Храмовница обвела недовольным взглядом сидящую за столом с чашками в руках парочку, проигнорировавшую ее вопрос. Казалось бы, она должна была уже привыкнуть, но всякий раз, видя сына и его жену вместе, внутренне содрогалась от разительного контраста. Худенькая, коротко стриженная, светловолосая Сашенька с ее чистым взглядом больших серых глаз казалась наивным, доверчивым ребенком, тогда как Глеб… Нет, ее сын не казался чудовищем – именно чудовищем он и был. Во всяком случае, на человека он походил не более, чем муха на комара. Его грудь и плечи вдвое превышали по ширине обычные мужские. Бугрящиеся комками мышц, покрытые бурой шерстью руки доходили длиной до колен, заканчиваясь черными, похожими на когти ногтями на кончиках толстых и грубых пальцев. А на лицо Глеба было и вовсе страшно смотреть. Всё оно поросло грубой черной щетиной, а свободные от нее верхние части щек, широкий мясистый нос и лоб покрывала темно-серая, будто у слона, кожа. Большие надбровные дуги, глубокие, как у первобытного человека, глазницы, а вот лоб настолько высокий, что думать о «первобытности» заключенного в такой череп мозга никому бы не пришло в голову. Остальная поверхность головы пряталась под такой же, что и на лице, черной щетиной. Отдельно притягивали к себе взгляд необычные глаза Глеба. Их радужки были настолько темными, что казались продолжением зрачков, а из самих глаз, казалось, лился черный свет, если бы, конечно, такой мог существовать в природе.
«Красавица и чудовище» – как ни банально это звучало, именно такое сравнение первым приходило в голову при взгляде на эту пару. И не так уж много людей знало, что чудовищем этот мутант выглядел только снаружи, и если уж смогла его полюбить такая девушка, как Сашенька, то явно не за «красивые глазки».

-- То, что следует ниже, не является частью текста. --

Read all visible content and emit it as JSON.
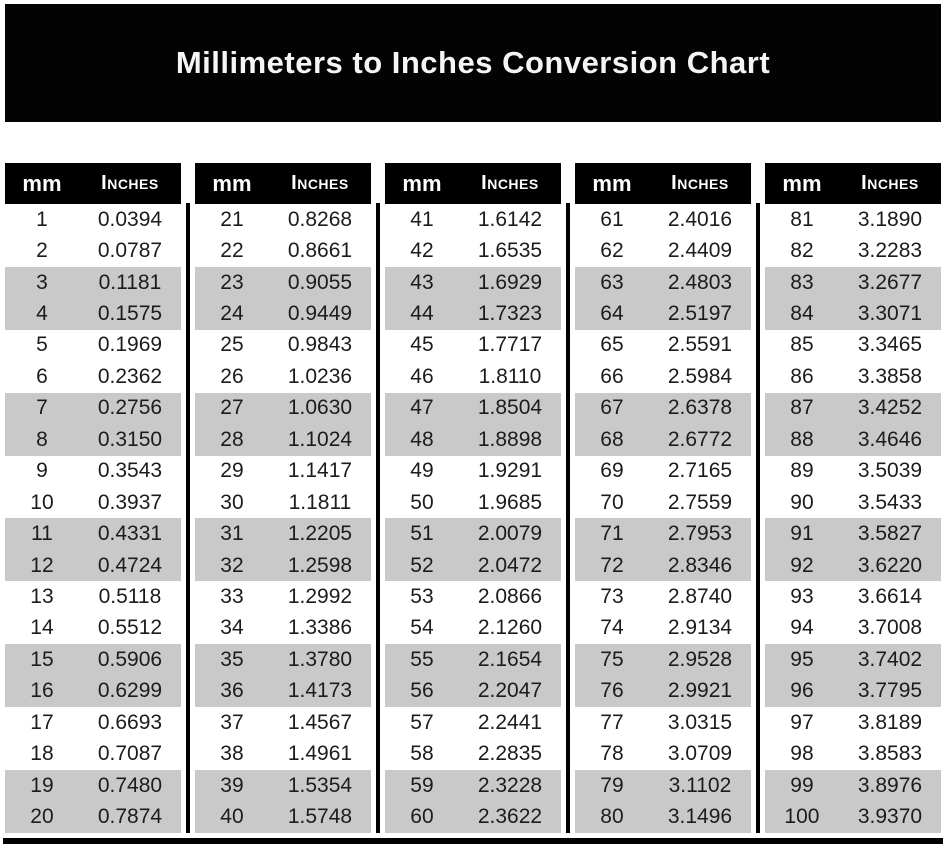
{
  "title_banner": {
    "title": "Millimeters to Inches Conversion Chart"
  },
  "colors": {
    "banner_bg": "#030303",
    "header_bg": "#000000",
    "header_text": "#ffffff",
    "shaded_row": "#c9c9c9",
    "row_text": "#1c1c1c",
    "divider": "#000000"
  },
  "chart_data": {
    "type": "table",
    "title": "Millimeters to Inches Conversion Chart",
    "column_headers": {
      "mm": "mm",
      "inches": "Inches"
    },
    "layout": {
      "column_groups": 5,
      "rows_per_group": 20,
      "shading": "rows shaded in alternating pairs (rows 3-4, 7-8, 11-12, 15-16, 19-20 of each group)"
    },
    "groups": [
      {
        "rows": [
          {
            "mm": "1",
            "in": "0.0394"
          },
          {
            "mm": "2",
            "in": "0.0787"
          },
          {
            "mm": "3",
            "in": "0.1181"
          },
          {
            "mm": "4",
            "in": "0.1575"
          },
          {
            "mm": "5",
            "in": "0.1969"
          },
          {
            "mm": "6",
            "in": "0.2362"
          },
          {
            "mm": "7",
            "in": "0.2756"
          },
          {
            "mm": "8",
            "in": "0.3150"
          },
          {
            "mm": "9",
            "in": "0.3543"
          },
          {
            "mm": "10",
            "in": "0.3937"
          },
          {
            "mm": "11",
            "in": "0.4331"
          },
          {
            "mm": "12",
            "in": "0.4724"
          },
          {
            "mm": "13",
            "in": "0.5118"
          },
          {
            "mm": "14",
            "in": "0.5512"
          },
          {
            "mm": "15",
            "in": "0.5906"
          },
          {
            "mm": "16",
            "in": "0.6299"
          },
          {
            "mm": "17",
            "in": "0.6693"
          },
          {
            "mm": "18",
            "in": "0.7087"
          },
          {
            "mm": "19",
            "in": "0.7480"
          },
          {
            "mm": "20",
            "in": "0.7874"
          }
        ]
      },
      {
        "rows": [
          {
            "mm": "21",
            "in": "0.8268"
          },
          {
            "mm": "22",
            "in": "0.8661"
          },
          {
            "mm": "23",
            "in": "0.9055"
          },
          {
            "mm": "24",
            "in": "0.9449"
          },
          {
            "mm": "25",
            "in": "0.9843"
          },
          {
            "mm": "26",
            "in": "1.0236"
          },
          {
            "mm": "27",
            "in": "1.0630"
          },
          {
            "mm": "28",
            "in": "1.1024"
          },
          {
            "mm": "29",
            "in": "1.1417"
          },
          {
            "mm": "30",
            "in": "1.1811"
          },
          {
            "mm": "31",
            "in": "1.2205"
          },
          {
            "mm": "32",
            "in": "1.2598"
          },
          {
            "mm": "33",
            "in": "1.2992"
          },
          {
            "mm": "34",
            "in": "1.3386"
          },
          {
            "mm": "35",
            "in": "1.3780"
          },
          {
            "mm": "36",
            "in": "1.4173"
          },
          {
            "mm": "37",
            "in": "1.4567"
          },
          {
            "mm": "38",
            "in": "1.4961"
          },
          {
            "mm": "39",
            "in": "1.5354"
          },
          {
            "mm": "40",
            "in": "1.5748"
          }
        ]
      },
      {
        "rows": [
          {
            "mm": "41",
            "in": "1.6142"
          },
          {
            "mm": "42",
            "in": "1.6535"
          },
          {
            "mm": "43",
            "in": "1.6929"
          },
          {
            "mm": "44",
            "in": "1.7323"
          },
          {
            "mm": "45",
            "in": "1.7717"
          },
          {
            "mm": "46",
            "in": "1.8110"
          },
          {
            "mm": "47",
            "in": "1.8504"
          },
          {
            "mm": "48",
            "in": "1.8898"
          },
          {
            "mm": "49",
            "in": "1.9291"
          },
          {
            "mm": "50",
            "in": "1.9685"
          },
          {
            "mm": "51",
            "in": "2.0079"
          },
          {
            "mm": "52",
            "in": "2.0472"
          },
          {
            "mm": "53",
            "in": "2.0866"
          },
          {
            "mm": "54",
            "in": "2.1260"
          },
          {
            "mm": "55",
            "in": "2.1654"
          },
          {
            "mm": "56",
            "in": "2.2047"
          },
          {
            "mm": "57",
            "in": "2.2441"
          },
          {
            "mm": "58",
            "in": "2.2835"
          },
          {
            "mm": "59",
            "in": "2.3228"
          },
          {
            "mm": "60",
            "in": "2.3622"
          }
        ]
      },
      {
        "rows": [
          {
            "mm": "61",
            "in": "2.4016"
          },
          {
            "mm": "62",
            "in": "2.4409"
          },
          {
            "mm": "63",
            "in": "2.4803"
          },
          {
            "mm": "64",
            "in": "2.5197"
          },
          {
            "mm": "65",
            "in": "2.5591"
          },
          {
            "mm": "66",
            "in": "2.5984"
          },
          {
            "mm": "67",
            "in": "2.6378"
          },
          {
            "mm": "68",
            "in": "2.6772"
          },
          {
            "mm": "69",
            "in": "2.7165"
          },
          {
            "mm": "70",
            "in": "2.7559"
          },
          {
            "mm": "71",
            "in": "2.7953"
          },
          {
            "mm": "72",
            "in": "2.8346"
          },
          {
            "mm": "73",
            "in": "2.8740"
          },
          {
            "mm": "74",
            "in": "2.9134"
          },
          {
            "mm": "75",
            "in": "2.9528"
          },
          {
            "mm": "76",
            "in": "2.9921"
          },
          {
            "mm": "77",
            "in": "3.0315"
          },
          {
            "mm": "78",
            "in": "3.0709"
          },
          {
            "mm": "79",
            "in": "3.1102"
          },
          {
            "mm": "80",
            "in": "3.1496"
          }
        ]
      },
      {
        "rows": [
          {
            "mm": "81",
            "in": "3.1890"
          },
          {
            "mm": "82",
            "in": "3.2283"
          },
          {
            "mm": "83",
            "in": "3.2677"
          },
          {
            "mm": "84",
            "in": "3.3071"
          },
          {
            "mm": "85",
            "in": "3.3465"
          },
          {
            "mm": "86",
            "in": "3.3858"
          },
          {
            "mm": "87",
            "in": "3.4252"
          },
          {
            "mm": "88",
            "in": "3.4646"
          },
          {
            "mm": "89",
            "in": "3.5039"
          },
          {
            "mm": "90",
            "in": "3.5433"
          },
          {
            "mm": "91",
            "in": "3.5827"
          },
          {
            "mm": "92",
            "in": "3.6220"
          },
          {
            "mm": "93",
            "in": "3.6614"
          },
          {
            "mm": "94",
            "in": "3.7008"
          },
          {
            "mm": "95",
            "in": "3.7402"
          },
          {
            "mm": "96",
            "in": "3.7795"
          },
          {
            "mm": "97",
            "in": "3.8189"
          },
          {
            "mm": "98",
            "in": "3.8583"
          },
          {
            "mm": "99",
            "in": "3.8976"
          },
          {
            "mm": "100",
            "in": "3.9370"
          }
        ]
      }
    ]
  }
}
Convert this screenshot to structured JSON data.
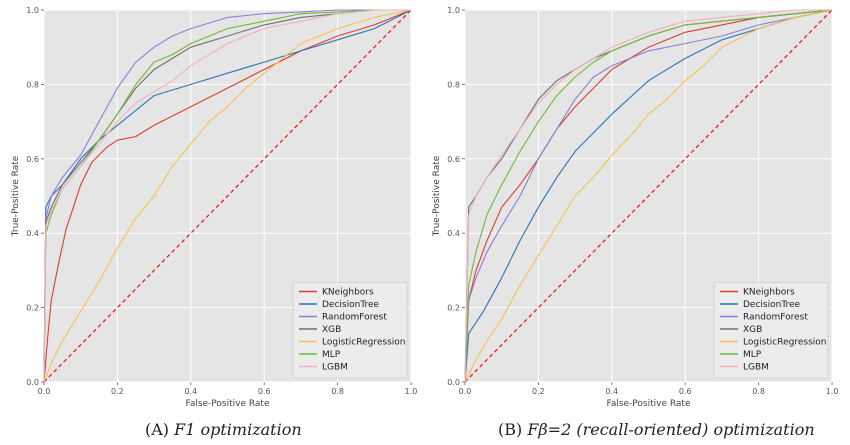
{
  "captions": [
    {
      "prefix": "(A) ",
      "title": "F1 optimization"
    },
    {
      "prefix": "(B) ",
      "title": "Fβ=2 (recall-oriented) optimization"
    }
  ],
  "colors": {
    "KNeighbors": "#d9402e",
    "DecisionTree": "#2f74b5",
    "RandomForest": "#8b7fd6",
    "XGB": "#6f6f6f",
    "LogisticRegression": "#f7c04e",
    "MLP": "#74b83a",
    "LGBM": "#f2b0b8",
    "diagonal": "#e82020"
  },
  "chart_data": [
    {
      "type": "line",
      "xlabel": "False-Positive Rate",
      "ylabel": "True-Positive Rate",
      "xlim": [
        0,
        1
      ],
      "ylim": [
        0,
        1
      ],
      "xticks": [
        "0.0",
        "0.2",
        "0.4",
        "0.6",
        "0.8",
        "1.0"
      ],
      "yticks": [
        "0.0",
        "0.2",
        "0.4",
        "0.6",
        "0.8",
        "1.0"
      ],
      "grid": true,
      "legend_position": "bottom-right",
      "diagonal": true,
      "series": [
        {
          "name": "KNeighbors",
          "x": [
            0,
            0.01,
            0.02,
            0.04,
            0.06,
            0.08,
            0.1,
            0.13,
            0.17,
            0.2,
            0.25,
            0.3,
            0.4,
            0.5,
            0.6,
            0.7,
            0.8,
            0.9,
            1.0
          ],
          "y": [
            0,
            0.12,
            0.22,
            0.32,
            0.41,
            0.47,
            0.53,
            0.59,
            0.63,
            0.65,
            0.66,
            0.69,
            0.74,
            0.79,
            0.84,
            0.89,
            0.93,
            0.96,
            1.0
          ]
        },
        {
          "name": "DecisionTree",
          "x": [
            0,
            0.005,
            0.02,
            0.05,
            0.1,
            0.15,
            0.2,
            0.25,
            0.3,
            0.4,
            0.5,
            0.6,
            0.7,
            0.8,
            0.9,
            1.0
          ],
          "y": [
            0,
            0.47,
            0.5,
            0.53,
            0.6,
            0.65,
            0.69,
            0.73,
            0.77,
            0.8,
            0.83,
            0.86,
            0.89,
            0.92,
            0.95,
            1.0
          ]
        },
        {
          "name": "RandomForest",
          "x": [
            0,
            0.005,
            0.02,
            0.05,
            0.1,
            0.15,
            0.2,
            0.25,
            0.3,
            0.35,
            0.4,
            0.5,
            0.6,
            0.7,
            0.8,
            0.9,
            1.0
          ],
          "y": [
            0,
            0.44,
            0.5,
            0.55,
            0.61,
            0.7,
            0.79,
            0.86,
            0.9,
            0.93,
            0.95,
            0.98,
            0.99,
            0.995,
            1.0,
            1.0,
            1.0
          ]
        },
        {
          "name": "XGB",
          "x": [
            0,
            0.005,
            0.02,
            0.05,
            0.1,
            0.15,
            0.2,
            0.25,
            0.3,
            0.35,
            0.4,
            0.5,
            0.6,
            0.7,
            0.8,
            0.9,
            1.0
          ],
          "y": [
            0,
            0.43,
            0.47,
            0.53,
            0.59,
            0.65,
            0.72,
            0.79,
            0.84,
            0.87,
            0.9,
            0.93,
            0.96,
            0.98,
            0.99,
            1.0,
            1.0
          ]
        },
        {
          "name": "LogisticRegression",
          "x": [
            0,
            0.02,
            0.05,
            0.1,
            0.15,
            0.2,
            0.25,
            0.3,
            0.35,
            0.4,
            0.45,
            0.5,
            0.55,
            0.6,
            0.65,
            0.7,
            0.8,
            0.9,
            1.0
          ],
          "y": [
            0,
            0.05,
            0.11,
            0.19,
            0.27,
            0.36,
            0.44,
            0.5,
            0.58,
            0.64,
            0.7,
            0.74,
            0.79,
            0.83,
            0.87,
            0.91,
            0.95,
            0.98,
            1.0
          ]
        },
        {
          "name": "MLP",
          "x": [
            0,
            0.005,
            0.02,
            0.05,
            0.1,
            0.15,
            0.2,
            0.25,
            0.3,
            0.35,
            0.4,
            0.5,
            0.6,
            0.7,
            0.8,
            0.9,
            1.0
          ],
          "y": [
            0,
            0.4,
            0.45,
            0.52,
            0.58,
            0.65,
            0.72,
            0.8,
            0.86,
            0.88,
            0.91,
            0.95,
            0.97,
            0.99,
            0.995,
            1.0,
            1.0
          ]
        },
        {
          "name": "LGBM",
          "x": [
            0,
            0.005,
            0.02,
            0.05,
            0.1,
            0.15,
            0.2,
            0.25,
            0.3,
            0.35,
            0.4,
            0.5,
            0.6,
            0.7,
            0.8,
            0.9,
            1.0
          ],
          "y": [
            0,
            0.42,
            0.46,
            0.52,
            0.58,
            0.64,
            0.7,
            0.75,
            0.78,
            0.81,
            0.85,
            0.91,
            0.95,
            0.97,
            0.99,
            1.0,
            1.0
          ]
        }
      ]
    },
    {
      "type": "line",
      "xlabel": "False-Positive Rate",
      "ylabel": "True-Positive Rate",
      "xlim": [
        0,
        1
      ],
      "ylim": [
        0,
        1
      ],
      "xticks": [
        "0.0",
        "0.2",
        "0.4",
        "0.6",
        "0.8",
        "1.0"
      ],
      "yticks": [
        "0.0",
        "0.2",
        "0.4",
        "0.6",
        "0.8",
        "1.0"
      ],
      "grid": true,
      "legend_position": "bottom-right",
      "diagonal": true,
      "series": [
        {
          "name": "KNeighbors",
          "x": [
            0,
            0.01,
            0.03,
            0.06,
            0.1,
            0.15,
            0.2,
            0.25,
            0.3,
            0.35,
            0.4,
            0.5,
            0.6,
            0.7,
            0.8,
            0.9,
            1.0
          ],
          "y": [
            0,
            0.22,
            0.3,
            0.38,
            0.47,
            0.53,
            0.6,
            0.68,
            0.74,
            0.79,
            0.84,
            0.9,
            0.94,
            0.96,
            0.98,
            0.99,
            1.0
          ]
        },
        {
          "name": "DecisionTree",
          "x": [
            0,
            0.01,
            0.05,
            0.1,
            0.15,
            0.2,
            0.25,
            0.3,
            0.35,
            0.4,
            0.5,
            0.6,
            0.7,
            0.8,
            0.9,
            1.0
          ],
          "y": [
            0,
            0.13,
            0.19,
            0.28,
            0.38,
            0.47,
            0.55,
            0.62,
            0.67,
            0.72,
            0.81,
            0.87,
            0.92,
            0.95,
            0.98,
            1.0
          ]
        },
        {
          "name": "RandomForest",
          "x": [
            0,
            0.01,
            0.03,
            0.06,
            0.1,
            0.15,
            0.2,
            0.25,
            0.3,
            0.35,
            0.4,
            0.5,
            0.6,
            0.7,
            0.8,
            0.9,
            1.0
          ],
          "y": [
            0,
            0.22,
            0.28,
            0.35,
            0.42,
            0.5,
            0.6,
            0.68,
            0.76,
            0.82,
            0.85,
            0.89,
            0.91,
            0.93,
            0.96,
            0.98,
            1.0
          ]
        },
        {
          "name": "XGB",
          "x": [
            0,
            0.01,
            0.03,
            0.06,
            0.1,
            0.15,
            0.2,
            0.25,
            0.3,
            0.35,
            0.4,
            0.5,
            0.6,
            0.7,
            0.8,
            0.9,
            1.0
          ],
          "y": [
            0,
            0.47,
            0.5,
            0.55,
            0.6,
            0.68,
            0.76,
            0.81,
            0.84,
            0.87,
            0.89,
            0.93,
            0.96,
            0.97,
            0.98,
            0.99,
            1.0
          ]
        },
        {
          "name": "LogisticRegression",
          "x": [
            0,
            0.03,
            0.06,
            0.1,
            0.15,
            0.2,
            0.25,
            0.3,
            0.35,
            0.4,
            0.45,
            0.5,
            0.55,
            0.6,
            0.65,
            0.7,
            0.8,
            0.9,
            1.0
          ],
          "y": [
            0,
            0.06,
            0.11,
            0.17,
            0.26,
            0.34,
            0.42,
            0.5,
            0.55,
            0.61,
            0.66,
            0.72,
            0.76,
            0.81,
            0.85,
            0.9,
            0.95,
            0.98,
            1.0
          ]
        },
        {
          "name": "MLP",
          "x": [
            0,
            0.01,
            0.03,
            0.06,
            0.1,
            0.15,
            0.2,
            0.25,
            0.3,
            0.35,
            0.4,
            0.5,
            0.6,
            0.7,
            0.8,
            0.9,
            1.0
          ],
          "y": [
            0,
            0.26,
            0.35,
            0.45,
            0.53,
            0.62,
            0.7,
            0.77,
            0.82,
            0.86,
            0.89,
            0.93,
            0.96,
            0.97,
            0.98,
            0.99,
            1.0
          ]
        },
        {
          "name": "LGBM",
          "x": [
            0,
            0.01,
            0.03,
            0.06,
            0.1,
            0.15,
            0.2,
            0.25,
            0.3,
            0.35,
            0.4,
            0.5,
            0.6,
            0.7,
            0.8,
            0.9,
            1.0
          ],
          "y": [
            0,
            0.45,
            0.5,
            0.55,
            0.61,
            0.68,
            0.75,
            0.8,
            0.84,
            0.87,
            0.9,
            0.94,
            0.97,
            0.98,
            0.99,
            1.0,
            1.0
          ]
        }
      ]
    }
  ]
}
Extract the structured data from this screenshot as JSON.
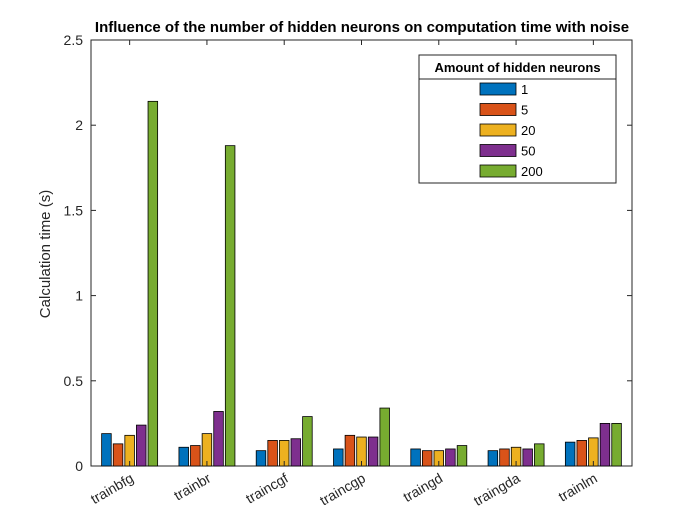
{
  "chart_data": {
    "type": "bar",
    "title": "Influence of the number of hidden neurons on computation time with noise",
    "xlabel": "",
    "ylabel": "Calculation time (s)",
    "ylim": [
      0,
      2.5
    ],
    "yticks": [
      0,
      0.5,
      1,
      1.5,
      2,
      2.5
    ],
    "ytick_labels": [
      "0",
      "0.5",
      "1",
      "1.5",
      "2",
      "2.5"
    ],
    "categories": [
      "trainbfg",
      "trainbr",
      "traincgf",
      "traincgp",
      "traingd",
      "traingda",
      "trainlm"
    ],
    "series": [
      {
        "name": "1",
        "color": "#0072BD",
        "values": [
          0.19,
          0.11,
          0.09,
          0.1,
          0.1,
          0.09,
          0.14
        ]
      },
      {
        "name": "5",
        "color": "#D95319",
        "values": [
          0.13,
          0.12,
          0.15,
          0.18,
          0.09,
          0.1,
          0.15
        ]
      },
      {
        "name": "20",
        "color": "#EDB120",
        "values": [
          0.18,
          0.19,
          0.15,
          0.17,
          0.09,
          0.11,
          0.165
        ]
      },
      {
        "name": "50",
        "color": "#7E2F8E",
        "values": [
          0.24,
          0.32,
          0.16,
          0.17,
          0.1,
          0.1,
          0.25
        ]
      },
      {
        "name": "200",
        "color": "#77AC30",
        "values": [
          2.14,
          1.88,
          0.29,
          0.34,
          0.12,
          0.13,
          0.25
        ]
      }
    ],
    "legend": {
      "title": "Amount of hidden neurons",
      "position": "top-right"
    },
    "grid": false
  }
}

– Вы чай будете? – подхватилась Саша.
Стульев в комнате было только два, поэтому девушка вскочила, жестом пригласив гостью садиться, а сама порхнула к двустворчатому шкафу, где за дверкой со стеклянными вставками виднелась посуда. Саша открыла ее и обернулась к свекрови:
– Чашек больше нет… Стаканы и кружки.
– Всё равно.
Девушка достала кружку с полустертым изображением мужчины с двумя кувшинами[6]6
Полулежащий Нептун, выливающий воду из двух красных кувшинов, – герб Великого Устюга.
[Закрыть], поставила ее на стол и налила чаю.
Святая кивком поблагодарила невестку и, сев за стол, поднесла кружку к губам. Саша устроилась на диване напротив. Глеб собрался пересесть к жене, но мать подняла ладонь:
– Не уходи, посиди с мамой.
– А мама в самом деле пришла просто посидеть и попить чаю? – спросил Глеб.
– Неужели я не могу – вот так, просто? – сделала удивленные глаза Святая.
– Наверное, можешь. Только никогда не делала этого раньше. И почему-то мне кажется, что «просто так» ты не делаешь вообще ничего.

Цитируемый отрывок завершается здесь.